1 Corinthians 15: 27 For he “has put everything under his feet.” Now when it says that “everything” has been put under him, it is clear that this does not include God himself, who put everything under Christ. 28 When he has done this, then the Son himself will be made subject to him who put everything under him, so that God may be all in all.
Can God put everything under Himself … until it means He’s under … Himself? Waaaaat?
Of course not. That’s Paul’s point.
Loosely quoting Psalm 110:1 and attributing it to Christ, Paul says that Jesus submits to God’s authority and became God’s commissioned One to do battle and to complete it. He’s doing a march of total victory, that final enemy (death) and all other enemies (sin)…boom! They’re all conquered! And then Jesus faithfully reports back to His Commander-in-Chief, the final authority–the Father Himself.
The Message (a Bible paraphrase) helps to make this clear: “When everything and everyone is finally under God’s rule, the Son will step down, taking his place with everyone else, showing that God’s rule is absolutely comprehensive—a perfect ending!”
In a medal ceremony of sorts, God the Father rewards the final victory. The Father bestows upon His Son Jesus the position of head over everything (Ephesians 1:22-23), and the Name above every name (Philippians 2:9-11) so that the Father, the final authority for the Resurrection, is glorified.
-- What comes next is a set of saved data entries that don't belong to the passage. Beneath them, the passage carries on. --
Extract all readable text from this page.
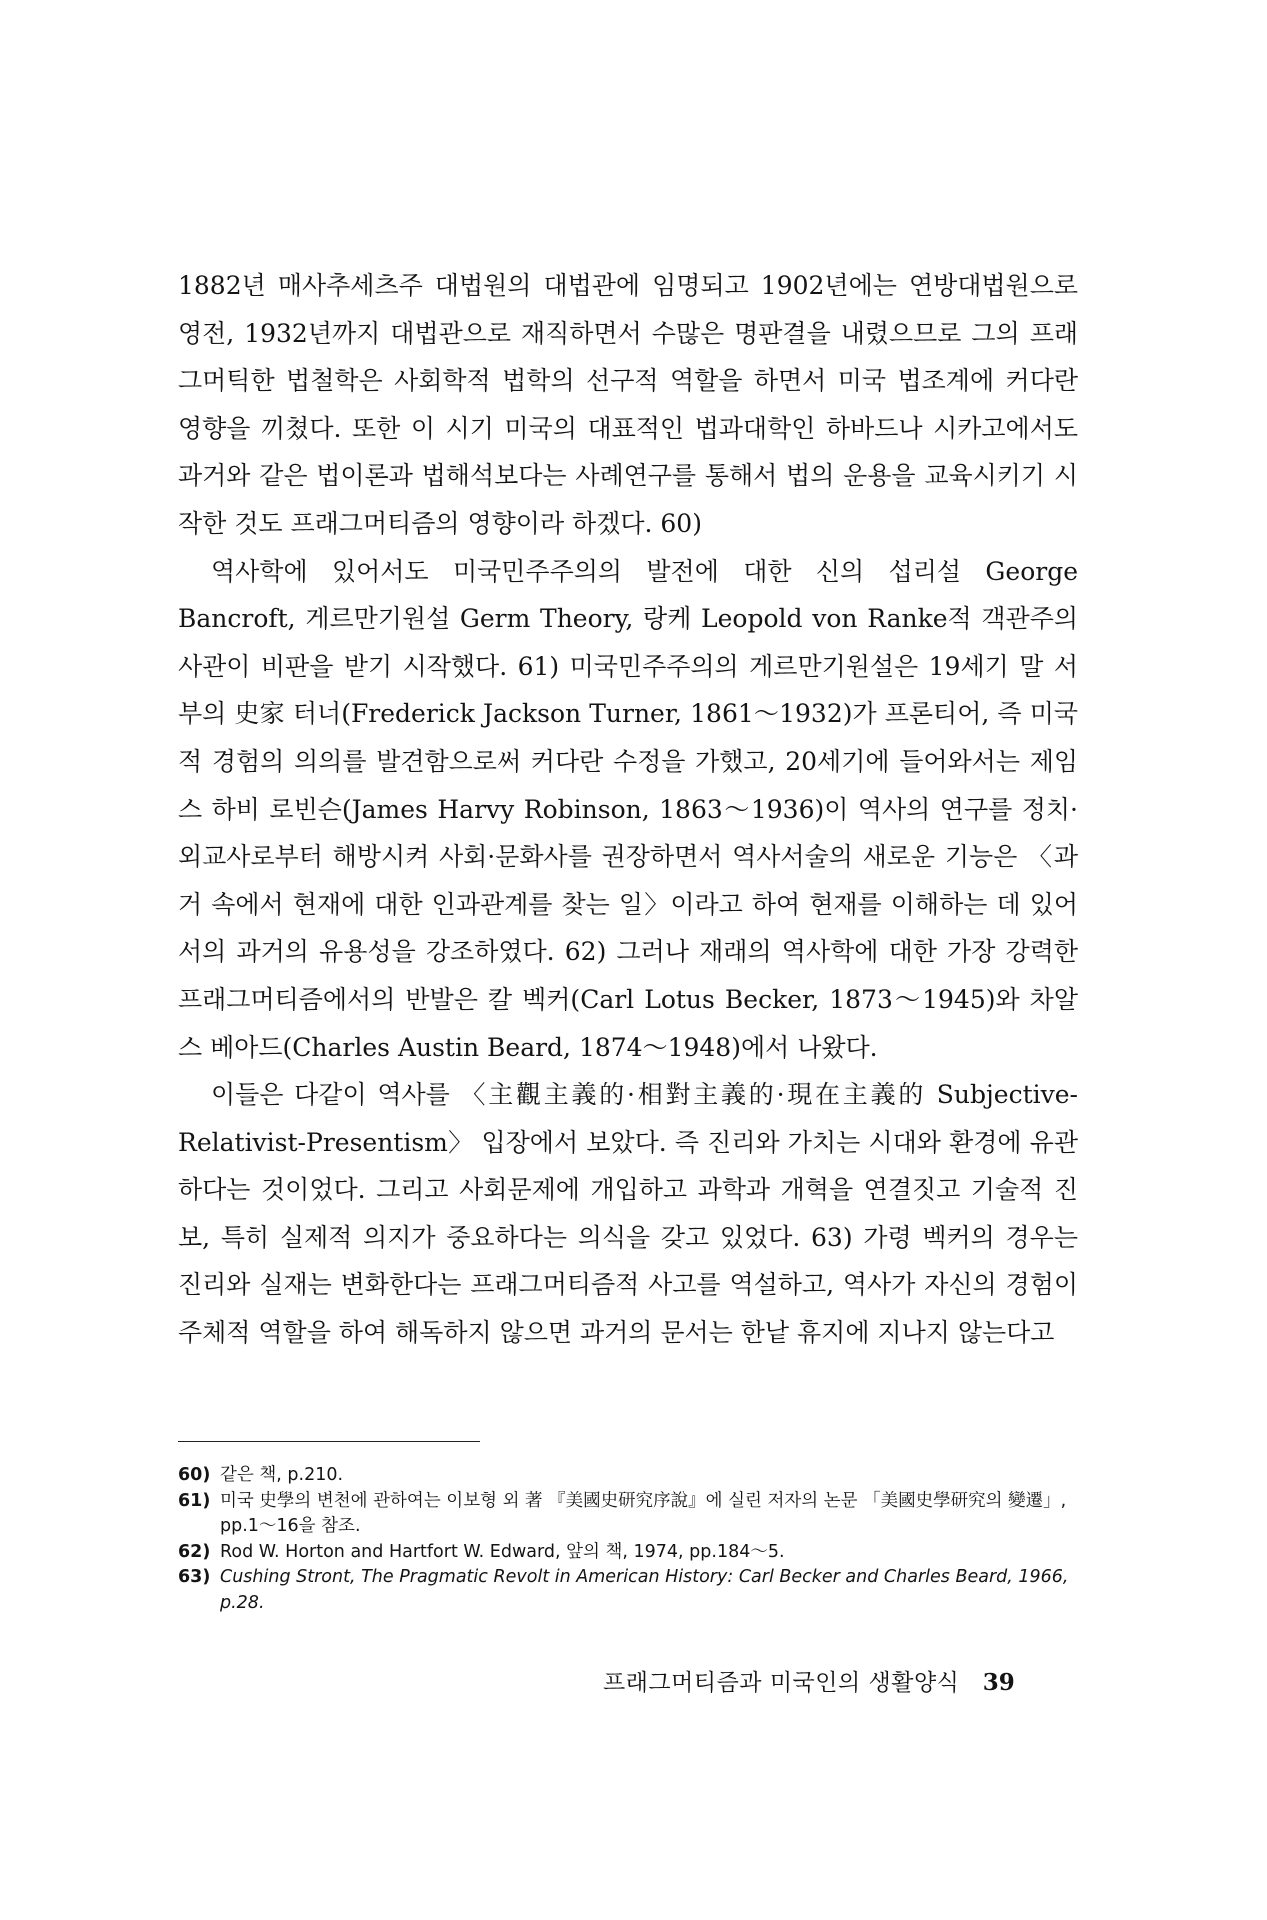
1882년 매사추세츠주 대법원의 대법관에 임명되고 1902년에는 연방대법원으로 영전, 1932년까지 대법관으로 재직하면서 수많은 명판결을 내렸으므로 그의 프래그머틱한 법철학은 사회학적 법학의 선구적 역할을 하면서 미국 법조계에 커다란 영향을 끼쳤다. 또한 이 시기 미국의 대표적인 법과대학인 하바드나 시카고에서도 과거와 같은 법이론과 법해석보다는 사례연구를 통해서 법의 운용을 교육시키기 시작한 것도 프래그머티즘의 영향이라 하겠다. 60)

역사학에 있어서도 미국민주주의의 발전에 대한 신의 섭리설 George Bancroft, 게르만기원설 Germ Theory, 랑케 Leopold von Ranke적 객관주의사관이 비판을 받기 시작했다. 61) 미국민주주의의 게르만기원설은 19세기 말 서부의 史家 터너(Frederick Jackson Turner, 1861～1932)가 프론티어, 즉 미국적 경험의 의의를 발견함으로써 커다란 수정을 가했고, 20세기에 들어와서는 제임스 하비 로빈슨(James Harvy Robinson, 1863～1936)이 역사의 연구를 정치·외교사로부터 해방시켜 사회·문화사를 권장하면서 역사서술의 새로운 기능은 〈과거 속에서 현재에 대한 인과관계를 찾는 일〉이라고 하여 현재를 이해하는 데 있어서의 과거의 유용성을 강조하였다. 62) 그러나 재래의 역사학에 대한 가장 강력한 프래그머티즘에서의 반발은 칼 벡커(Carl Lotus Becker, 1873～1945)와 차알스 베아드(Charles Austin Beard, 1874～1948)에서 나왔다.

이들은 다같이 역사를 〈主觀主義的·相對主義的·現在主義的 Subjective-Relativist-Presentism〉 입장에서 보았다. 즉 진리와 가치는 시대와 환경에 유관하다는 것이었다. 그리고 사회문제에 개입하고 과학과 개혁을 연결짓고 기술적 진보, 특히 실제적 의지가 중요하다는 의식을 갖고 있었다. 63) 가령 벡커의 경우는 진리와 실재는 변화한다는 프래그머티즘적 사고를 역설하고, 역사가 자신의 경험이 주체적 역할을 하여 해독하지 않으면 과거의 문서는 한낱 휴지에 지나지 않는다고

60) 같은 책, p.210.
61) 미국 史學의 변천에 관하여는 이보형 외 著 『美國史研究序說』에 실린 저자의 논문 「美國史學研究의 變遷」, pp.1～16을 참조.
62) Rod W. Horton and Hartfort W. Edward, 앞의 책, 1974, pp.184～5.
63) Cushing Stront, The Pragmatic Revolt in American History: Carl Becker and Charles Beard, 1966, p.28.
프래그머티즘과 미국인의 생활양식 39
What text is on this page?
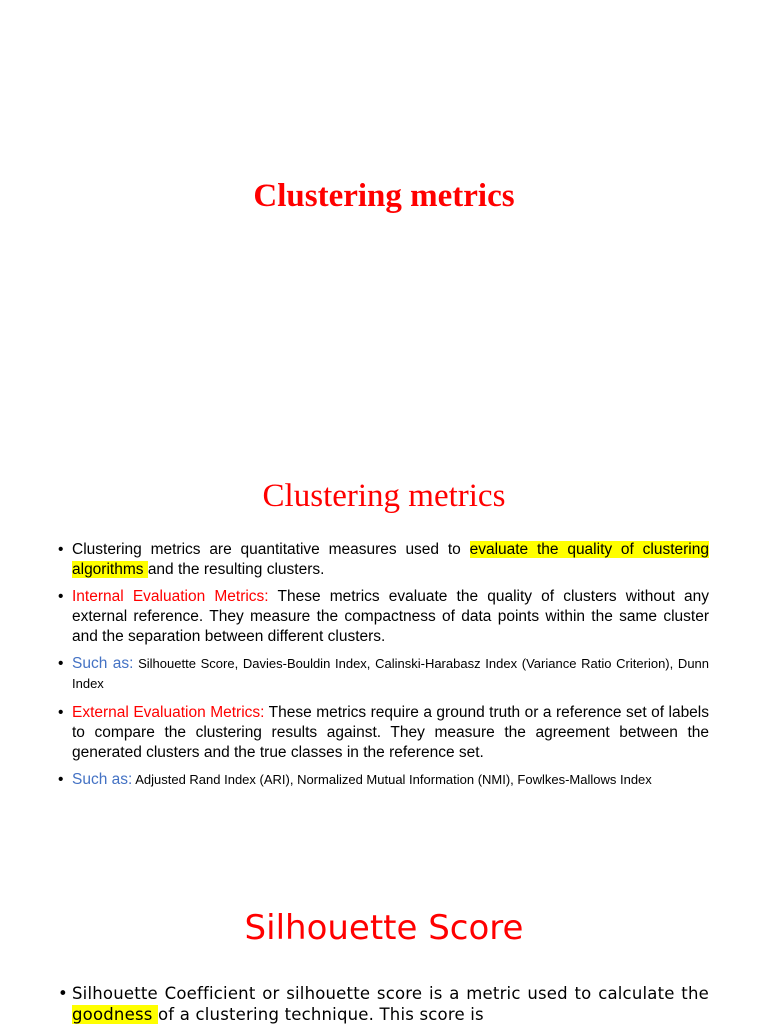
Clustering metrics
Clustering metrics
• Clustering metrics are quantitative measures used to evaluate the quality of clustering algorithms and the resulting clusters.
• Internal Evaluation Metrics: These metrics evaluate the quality of clusters without any external reference. They measure the compactness of data points within the same cluster and the separation between different clusters.
• Such as: Silhouette Score, Davies-Bouldin Index, Calinski-Harabasz Index (Variance Ratio Criterion), Dunn Index
• External Evaluation Metrics: These metrics require a ground truth or a reference set of labels to compare the clustering results against. They measure the agreement between the generated clusters and the true classes in the reference set.
• Such as: Adjusted Rand Index (ARI), Normalized Mutual Information (NMI), Fowlkes-Mallows Index
Silhouette Score
• Silhouette Coefficient or silhouette score is a metric used to calculate the goodness of a clustering technique. This score is
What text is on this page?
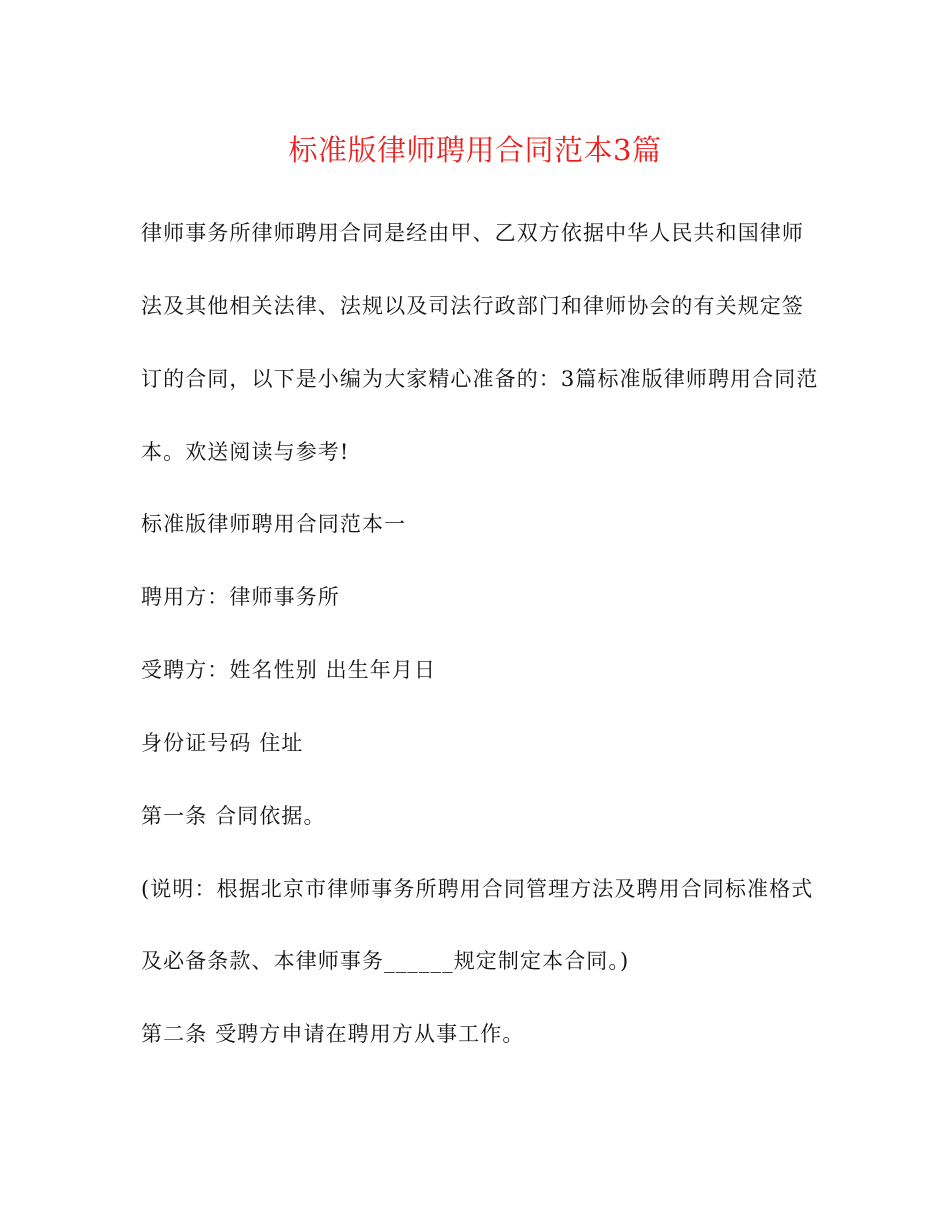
标准版律师聘用合同范本3篇

律师事务所律师聘用合同是经由甲、乙双方依据中华人民共和国律师

法及其他相关法律、法规以及司法行政部门和律师协会的有关规定签

订的合同，以下是小编为大家精心准备的：3篇标准版律师聘用合同范

本。欢送阅读与参考!

标准版律师聘用合同范本一

聘用方：律师事务所

受聘方：姓名性别 出生年月日

身份证号码 住址

第一条 合同依据。

(说明：根据北京市律师事务所聘用合同管理方法及聘用合同标准格式

及必备条款、本律师事务______规定制定本合同。)

第二条 受聘方申请在聘用方从事工作。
What Does It Mean to Be Resurrected? It means we have a day in the future in which prayers prayed through the centuries ‘Thy kingdom come. Thy will be done, On earth as it is in heaven” (Matthew 6:10) will be finally accomplished, once done and for all time. The Father, the final authority for the Resurrection will see to it “that at the name of Jesus every knee should bow, in heaven and on earth and under the earth, and every tongue confess that Jesus Christ is Lord, to the glory of God the Father. (Philippians 2:10-11).